Bregal Sphere, part of Bregal Investments, just committed up to $500 million to nature restoration company Imperative’s global pipeline of ecosystem restoration projects. That brings total capital earmarked for Imperative’s work to $1.25 billion.

Half a billion dollars. For planting trees, restoring mangroves, and bringing degraded landscapes back to life. In Africa, Asia, and Latin America. This is the kind of capital flow that CDR has been waiting for.

The Flagship: Spekboom in South Africa

Imperative’s most advanced project is Beka Emva, a large-scale restoration of the degraded subtropical thicket biome in South Africa. The star of the show: Portulacaria afra, commonly known as spekboom.

Spekboom is a succulent native to the Eastern Cape that’s remarkably efficient at sequestering carbon — some studies suggest it can capture more CO₂ per hectare than tropical rainforest. The subtropical thicket biome it belongs to once covered vast areas of South Africa before overgrazing degraded it. Restoring it with spekboom is a rare win-win-win: carbon removal, biodiversity restoration, and community employment.

Beyond South Africa

The partnership isn’t limited to one project. Imperative is developing a global network of reforestation and mangrove restoration projects across three continents. The first project commitment under the Bregal Sphere deal is expected by mid-2026.

Bregal Sphere has secured a right of first refusal to deploy funds across Imperative’s future projects — essentially locking in priority access to a pipeline of restoration opportunities as they mature.

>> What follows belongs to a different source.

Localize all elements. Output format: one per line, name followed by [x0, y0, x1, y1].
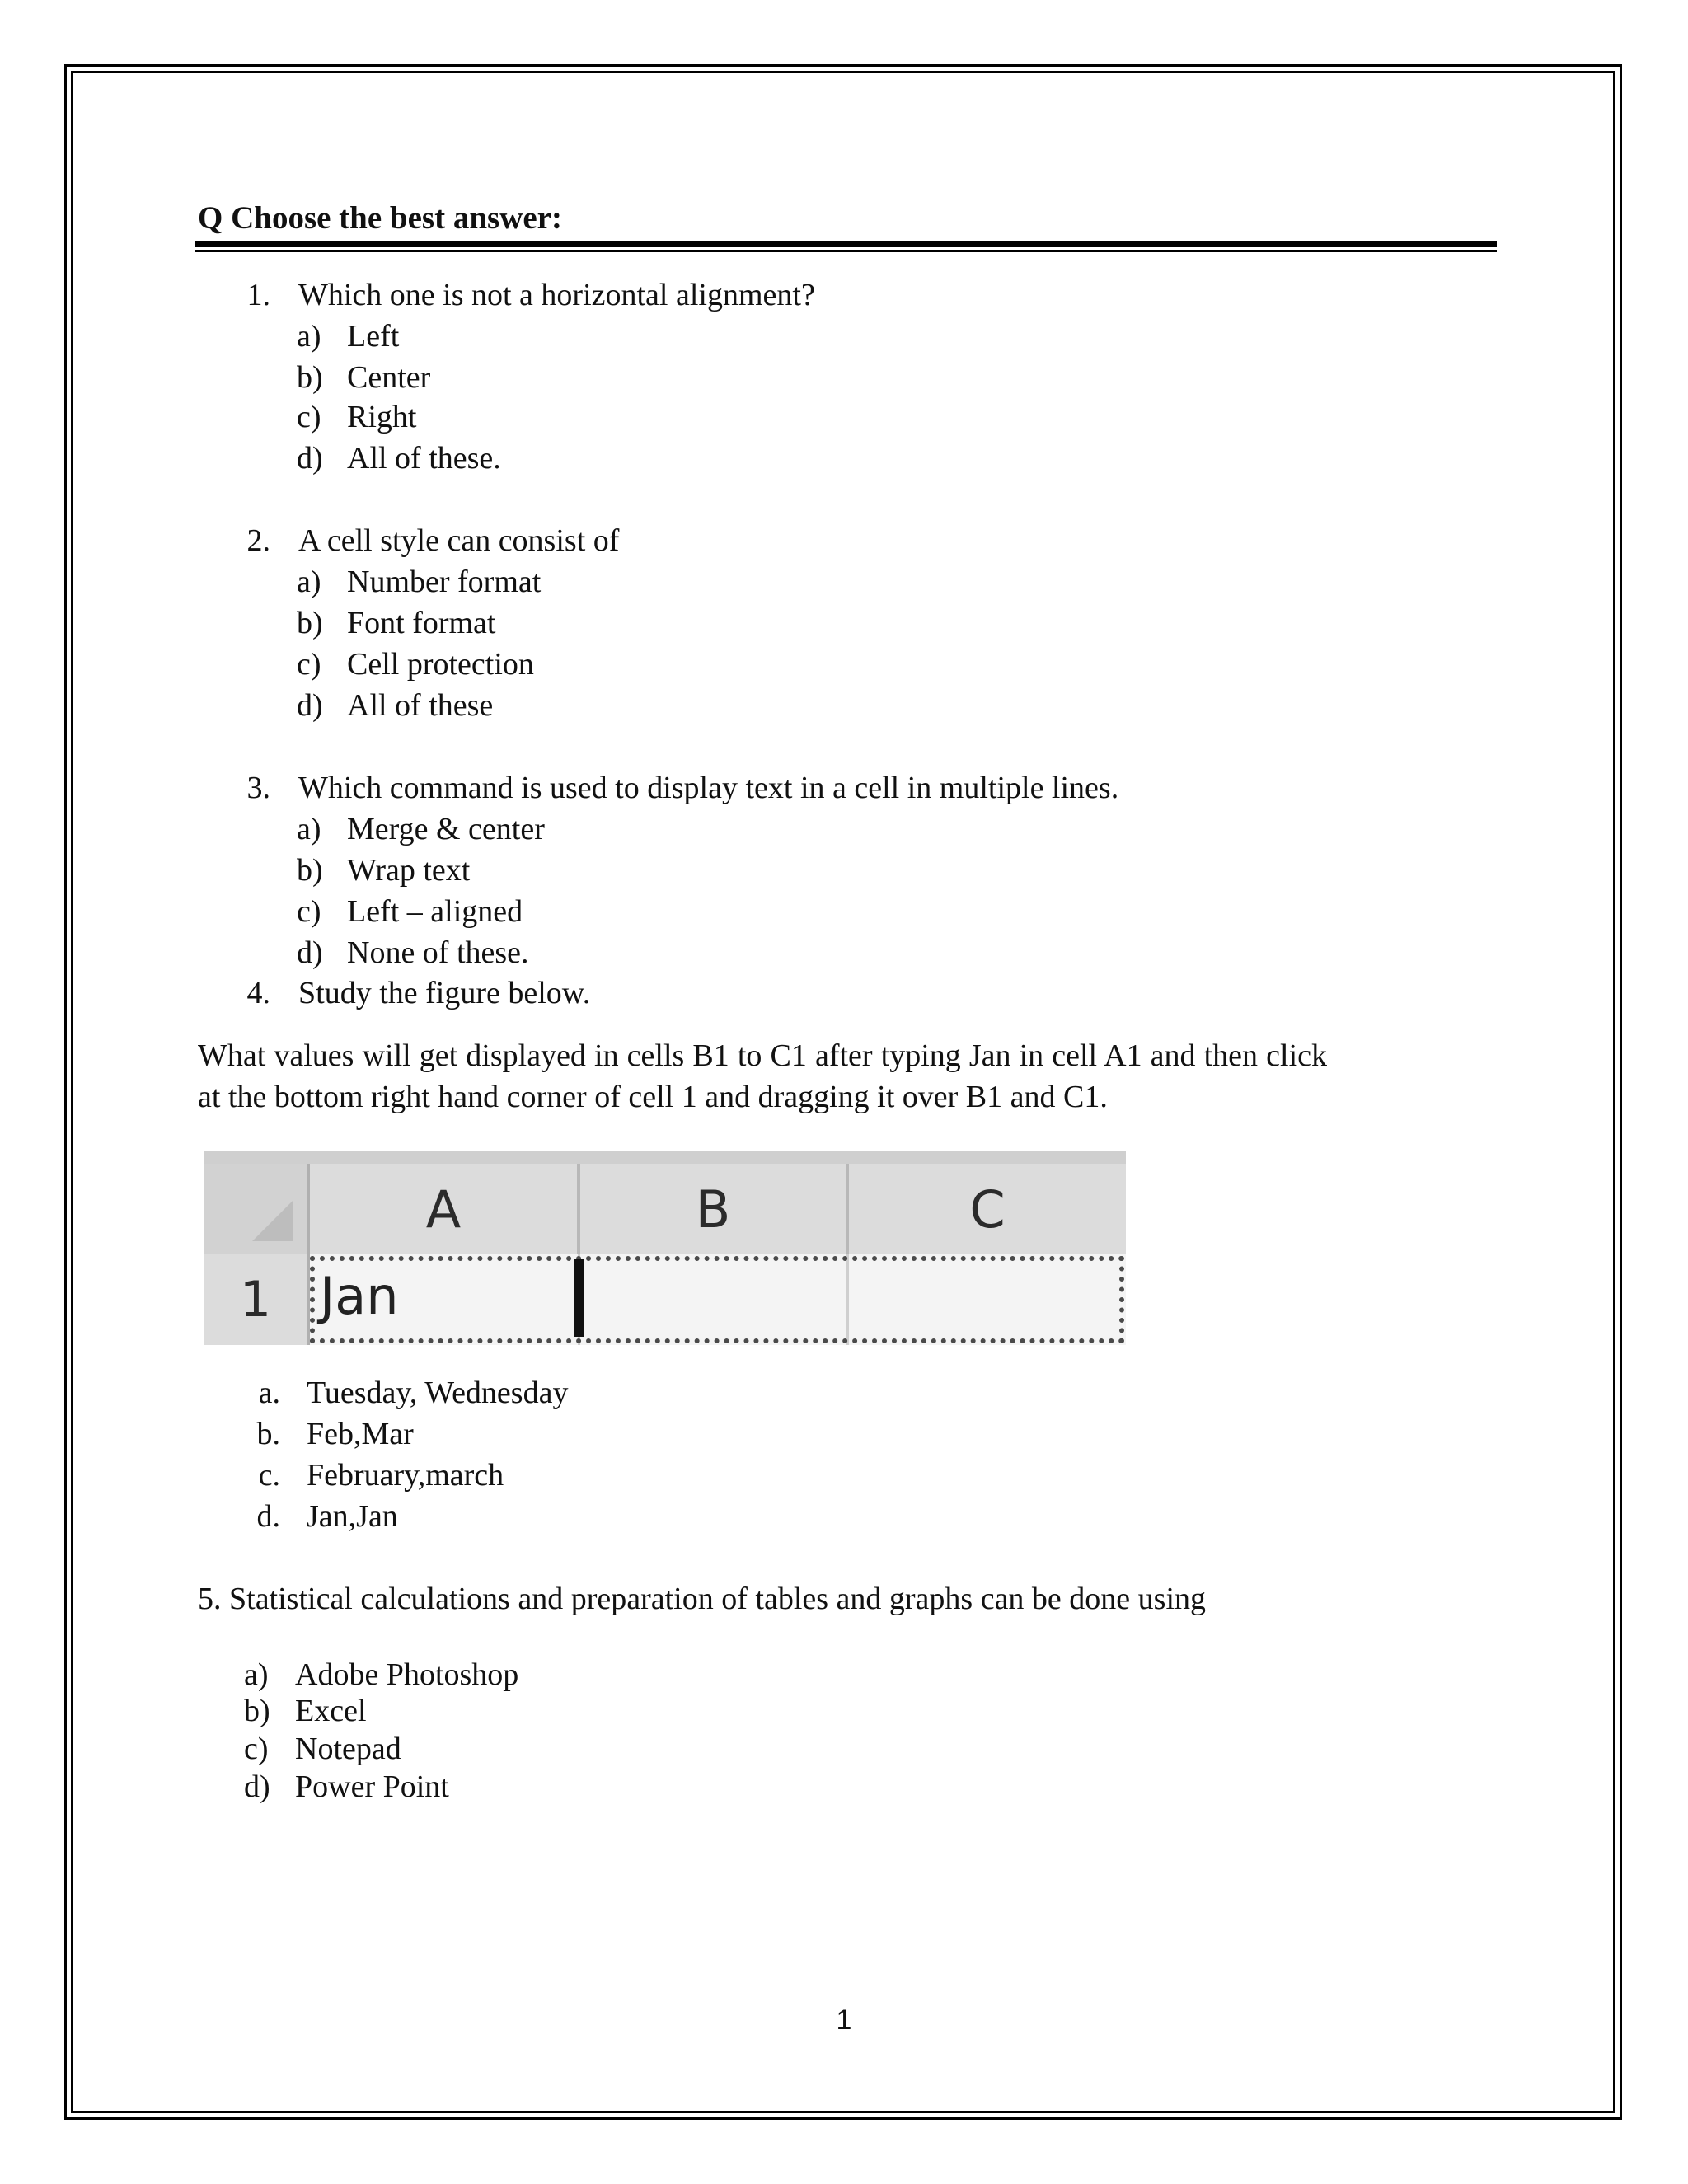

“This partnership reflects our conviction that high-integrity, landscape-scale restoration can deliver meaningful environmental impact alongside long-term value,” said Agustin Silvani, Managing Partner at Bregal Sphere.

Why the Global South Matters

Most CDR investment flows to projects in North America and Europe. But the highest-impact restoration opportunities — degraded tropical forests, mangrove coastlines, arid biomes — sit overwhelmingly in the Global South. The economics are different too: land costs are lower, labor is available, and the co-benefits (biodiversity, livelihoods, coastal protection) are enormous.

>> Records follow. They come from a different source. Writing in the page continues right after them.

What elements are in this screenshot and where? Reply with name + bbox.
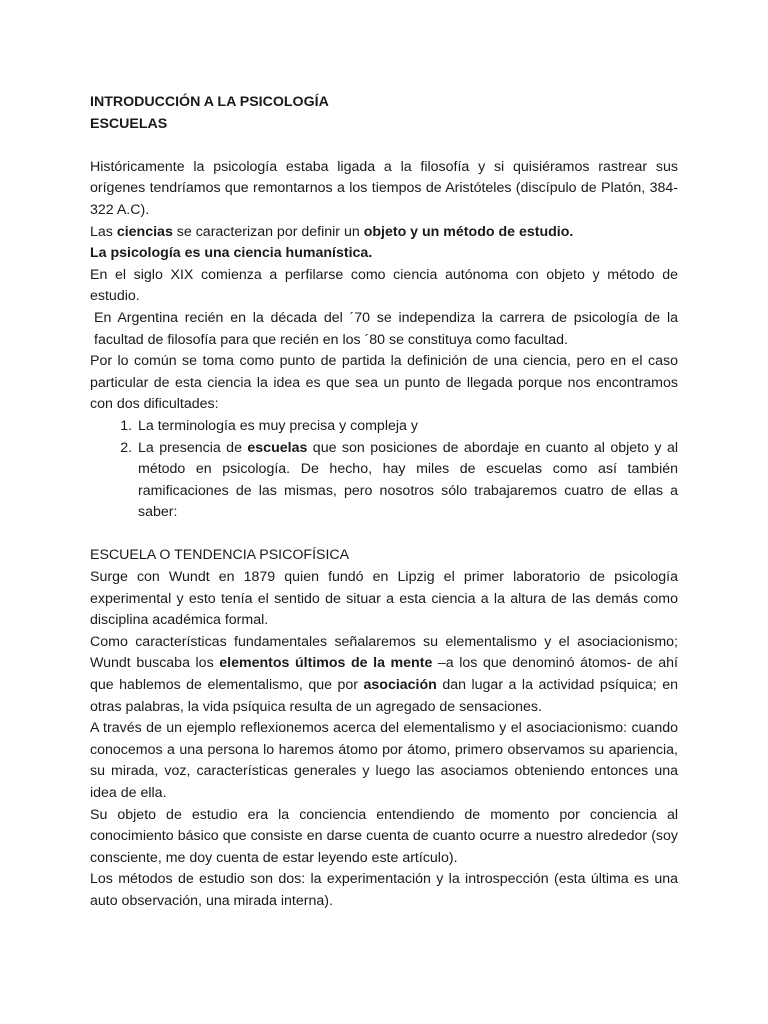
list-item-text: La terminología es muy precisa y compleja y — [138, 417, 418, 434]
text-run: La presencia de — [138, 439, 248, 456]
bold-term-ciencias: ciencias — [116, 223, 173, 240]
text-run: que son posiciones de abordaje en cuanto al objeto y al método en psicología. De hecho, hay miles de escuelas como así también ramificaciones de las mismas, pero nosotros sólo trabajaremos cuatro de ellas a saber: — [138, 439, 679, 521]
bold-statement: La psicología es una ciencia humanística. — [90, 245, 373, 262]
document-page — [90, 92, 678, 913]
spacer — [90, 135, 678, 157]
list-item — [136, 438, 678, 524]
section-paragraph-object: Su objeto de estudio era la conciencia entendiendo de momento por conciencia al conocimiento básico que consiste en darse cuenta de cuanto ocurre a nuestro alrededor (soy consciente, me doy cuenta de estar leyendo este artículo). — [90, 806, 678, 866]
intro-paragraph-xix: En el siglo XIX comienza a perfilarse como ciencia autónoma con objeto y método de estudio. — [90, 266, 678, 305]
section-heading: ESCUELA O TENDENCIA PSICOFÍSICA — [90, 547, 350, 564]
bold-term-escuelas: escuelas — [247, 439, 308, 456]
intro-paragraph-sciences — [90, 222, 678, 244]
section-paragraph-wundt: Surge con Wundt en 1879 quien fundó en Lipzig el primer laboratorio de psicología experimental y esto tenía el sentido de situar a esta ciencia a la altura de las demás como disciplina académica formal. — [90, 569, 678, 629]
intro-paragraph-definition: Por lo común se toma como punto de partida la definición de una ciencia, pero en el caso particular de esta ciencia la idea es que sea un punto de llegada porque nos encontramos con dos dificultades: — [90, 353, 678, 413]
document-title: INTRODUCCIÓN A LA PSICOLOGÍA — [90, 94, 329, 110]
section-paragraph-methods: Los métodos de estudio son dos: la experimentación y la introspección (esta última es una auto observación, una mirada interna). — [90, 871, 678, 909]
text-run: se caracterizan por definir un — [172, 223, 364, 240]
bold-term-elementos: elementos últimos de la mente — [219, 655, 433, 672]
bold-term-asociacion: asociación — [363, 677, 437, 694]
spacer — [90, 524, 678, 546]
intro-paragraph-humanistic — [90, 243, 678, 265]
text-run: Las — [90, 223, 117, 240]
text-run: Como características fundamentales señalaremos su elementalismo y el asociacionismo; Wundt buscaba los — [90, 633, 678, 672]
list-item — [136, 416, 678, 438]
text-run: dan lugar a la actividad psíquica; en otras palabras, la vida psíquica resulta de un agregado de sensaciones. — [90, 677, 678, 715]
difficulties-list — [90, 416, 678, 524]
section-paragraph-example: A través de un ejemplo reflexionemos acerca del elementalismo y el asociacionismo: cuando conocemos a una persona lo haremos átomo por átomo, primero observamos su apariencia, su mirada, voz, características generales y luego las asociamos obteniendo entonces una idea de ella. — [90, 720, 678, 801]
intro-paragraph-argentina: En Argentina recién en la década del ´70 se independiza la carrera de psicología de la facultad de filosofía para que recién en los ´80 se constituya como facultad. — [94, 309, 678, 348]
section-paragraph-characteristics — [90, 632, 678, 718]
intro-paragraph-history: Históricamente la psicología estaba ligada a la filosofía y si quisiéramos rastrear sus orígenes tendríamos que remontarnos a los tiempos de Aristóteles (discípulo de Platón, 384-322 A.C). — [90, 158, 678, 218]
bold-term-objeto-metodo: objeto y un método de estudio. — [363, 223, 574, 240]
text-run: –a los que denominó átomos- de ahí que hablemos de elementalismo, que por — [90, 655, 678, 694]
document-subtitle: ESCUELAS — [90, 115, 168, 132]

The challenge has always been institutional capital. Restoration projects in Africa and Latin America struggle to attract the kind of patient, large-scale funding that comparable projects in the US or EU can access. Bregal Sphere’s $500 million commitment directly addresses that gap.

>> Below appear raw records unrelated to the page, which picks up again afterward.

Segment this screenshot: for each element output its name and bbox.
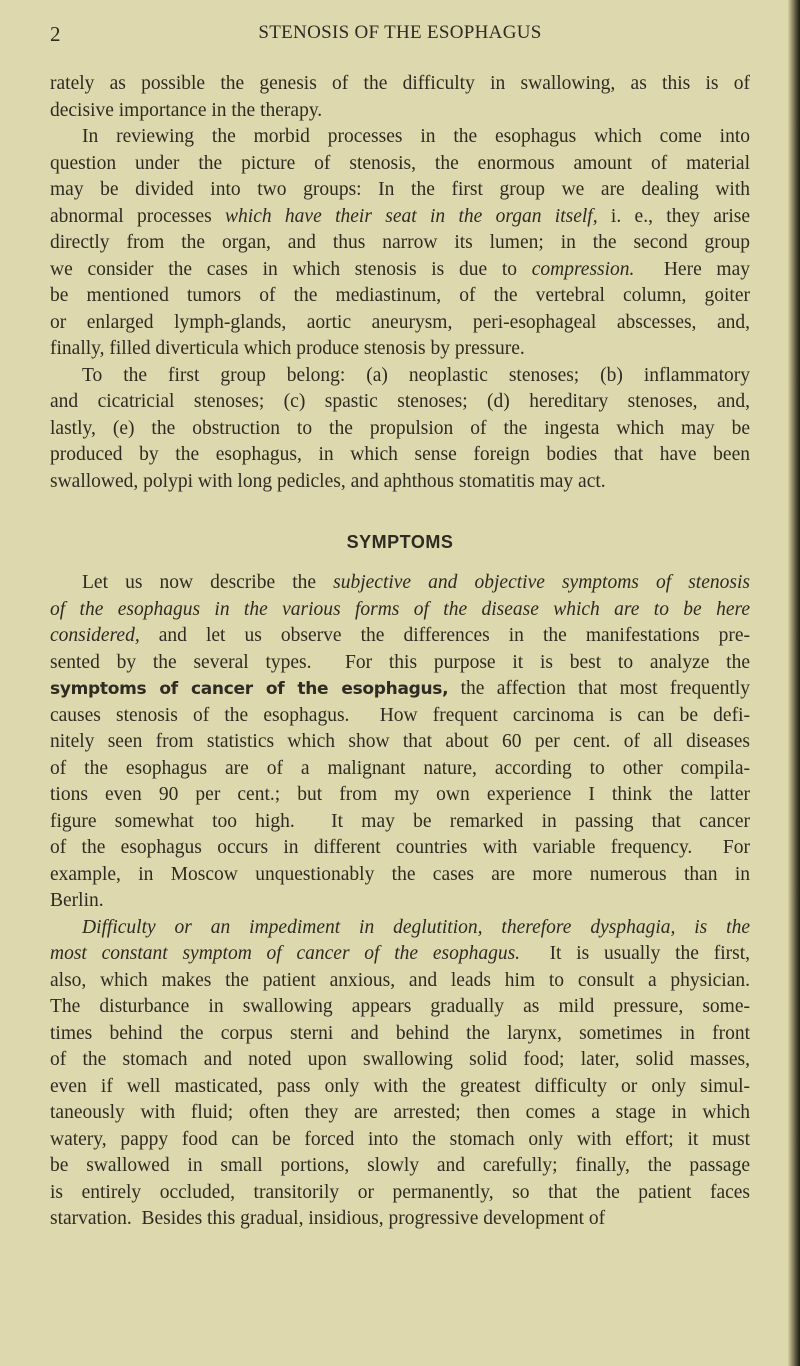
italic-text: most constant symptom of cancer of the esophagus. (50, 943, 521, 964)
text-run: rately as possible the genesis of the difficulty in swallowing, as this is of (50, 73, 750, 94)
running-title: STENOSIS OF THE ESOPHAGUS (258, 22, 542, 43)
text-line (50, 597, 750, 624)
text-run: of the esophagus are of a malignant nature, according to other compila- (50, 757, 750, 779)
italic-text: considered, (50, 625, 140, 646)
text-run: To the first group belong: (a) neoplastic stenoses; (b) inflammatory (82, 364, 750, 386)
italic-text: compression. (531, 258, 635, 280)
text-line (50, 124, 750, 151)
text-run: nitely seen from statistics which show that about 60 per cent. of all diseases (50, 731, 750, 752)
text-run: decisive importance in the therapy. (50, 99, 323, 121)
section-intro (50, 71, 750, 495)
paragraph (50, 71, 750, 124)
text-run: be mentioned tumors of the mediastinum, of the vertebral column, goiter (50, 285, 750, 306)
text-line (50, 1180, 750, 1207)
text-run: even if well masticated, pass only with the greatest difficulty or only simul- (50, 1075, 750, 1097)
text-line (50, 151, 750, 178)
text-run: abnormal processes (50, 205, 226, 227)
text-line (50, 650, 750, 677)
text-line (50, 729, 750, 756)
text-run: times behind the corpus sterni and behind the larynx, sometimes in front (50, 1022, 750, 1044)
text-run: Berlin. (50, 890, 104, 911)
text-line (50, 363, 750, 390)
text-line (50, 71, 750, 98)
text-run: we consider the cases in which stenosis is due to (50, 258, 532, 280)
text-line (50, 888, 750, 915)
text-run: of the stomach and noted upon swallowing solid food; later, solid masses, (50, 1049, 750, 1070)
text-line (50, 310, 750, 337)
text-run: of the esophagus occurs in different countries with variable frequency. For (50, 837, 750, 858)
text-run: example, in Moscow unquestionably the cases are more numerous than in (50, 863, 750, 885)
text-run: taneously with fluid; often they are arrested; then comes a stage in which (50, 1102, 750, 1123)
text-run: produced by the esophagus, in which sense foreign bodies that have been (50, 444, 750, 465)
bold-text: symptoms of cancer of the esophagus, (50, 679, 449, 699)
text-line (50, 782, 750, 809)
text-line (50, 336, 750, 363)
text-run: causes stenosis of the esophagus. How frequent carcinoma is can be defi- (50, 704, 750, 726)
text-run: Here may (634, 258, 751, 280)
text-line (50, 915, 750, 942)
paragraph (50, 915, 750, 1233)
text-line (50, 1100, 750, 1127)
text-line (50, 676, 750, 703)
text-run: and let us observe the differences in the manifestations pre- (139, 625, 750, 646)
book-binding-edge (788, 0, 800, 1366)
section-heading-symptoms: SYMPTOMS (346, 532, 454, 552)
text-line (50, 416, 750, 443)
text-run: also, which makes the patient anxious, and leads him to consult a physician. (50, 969, 750, 991)
text-run: or enlarged lymph-glands, aortic aneurysm, peri-esophageal abscesses, and, (50, 311, 750, 333)
italic-text: of the esophagus in the various forms of the disease which are to be here (50, 598, 750, 620)
text-line (50, 389, 750, 416)
text-line (50, 1127, 750, 1154)
paragraph (50, 124, 750, 363)
paragraph (50, 363, 750, 496)
text-run: be swallowed in small portions, slowly and carefully; finally, the passage (50, 1155, 750, 1176)
text-run: watery, pappy food can be forced into the stomach only with effort; it must (50, 1128, 750, 1150)
text-line (50, 469, 750, 496)
text-line (50, 1074, 750, 1101)
italic-text: subjective and objective symptoms of stenosis (333, 572, 750, 593)
page-header (50, 22, 750, 52)
text-line (50, 1153, 750, 1180)
text-line (50, 283, 750, 310)
text-line (50, 756, 750, 783)
text-line (50, 257, 750, 284)
section-symptoms (50, 570, 750, 1233)
text-run: i. e., they arise (597, 205, 750, 227)
text-run: directly from the organ, and thus narrow its lumen; in the second group (50, 232, 750, 253)
italic-text: Difficulty or an impediment in deglutition, therefore dysphagia, is the (82, 916, 750, 938)
page-number: 2 (50, 22, 61, 46)
text-line (50, 941, 750, 968)
text-line (50, 230, 750, 257)
text-line (50, 442, 750, 469)
text-run: tions even 90 per cent.; but from my own experience I think the latter (50, 784, 750, 805)
text-run: may be divided into two groups: In the first group we are dealing with (50, 179, 750, 200)
text-line (50, 703, 750, 730)
text-line (50, 1021, 750, 1048)
text-run: In reviewing the morbid processes in the esophagus which come into (82, 126, 750, 147)
text-line (50, 835, 750, 862)
text-line (50, 204, 750, 231)
text-run: and cicatricial stenoses; (c) spastic stenoses; (d) hereditary stenoses, and, (50, 391, 750, 412)
text-line (50, 968, 750, 995)
text-run: Let us now describe the (82, 572, 334, 593)
text-line (50, 862, 750, 889)
text-run: lastly, (e) the obstruction to the propulsion of the ingesta which may be (50, 417, 750, 439)
text-line (50, 1206, 750, 1233)
text-line (50, 809, 750, 836)
text-line (50, 570, 750, 597)
text-run: is entirely occluded, transitorily or permanently, so that the patient faces (50, 1181, 750, 1203)
text-run: figure somewhat too high. It may be remarked in passing that cancer (50, 810, 750, 832)
text-run: It is usually the first, (520, 943, 750, 964)
text-run: The disturbance in swallowing appears gradually as mild pressure, some- (50, 996, 750, 1017)
paragraph (50, 570, 750, 915)
text-run: swallowed, polypi with long pedicles, and aphthous stomatitis may act. (50, 470, 606, 492)
text-line (50, 994, 750, 1021)
text-line (50, 177, 750, 204)
text-run: starvation. Besides this gradual, insidious, progressive development of (50, 1208, 606, 1229)
text-run: finally, filled diverticula which produce stenosis by pressure. (50, 338, 525, 359)
text-line (50, 98, 750, 125)
text-line (50, 1047, 750, 1074)
text-run: sented by the several types. For this purpose it is best to analyze the (50, 651, 750, 673)
text-run: the affection that most frequently (448, 678, 751, 699)
italic-text: which have their seat in the organ itself, (225, 205, 598, 227)
text-line (50, 623, 750, 650)
text-run: question under the picture of stenosis, the enormous amount of material (50, 152, 750, 174)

The Permanence and Quality Debate

Nature-based restoration projects face legitimate scrutiny around permanence, additionality, and carbon accounting. Trees can burn. Mangroves can be bulldozed. Social dynamics can shift.

Imperative positions itself as “next-gen” — focused on high-integrity projects that deliver measurable carbon removal alongside nature, climate, and social co-benefits. Whether that translates into credits that meet the most stringent MRV standards remains to be proven at this scale.

But $1.25 billion in committed capital suggests the market is betting that large-scale, well-managed ecosystem restoration can deliver both impact and returns. That’s a signal worth watching.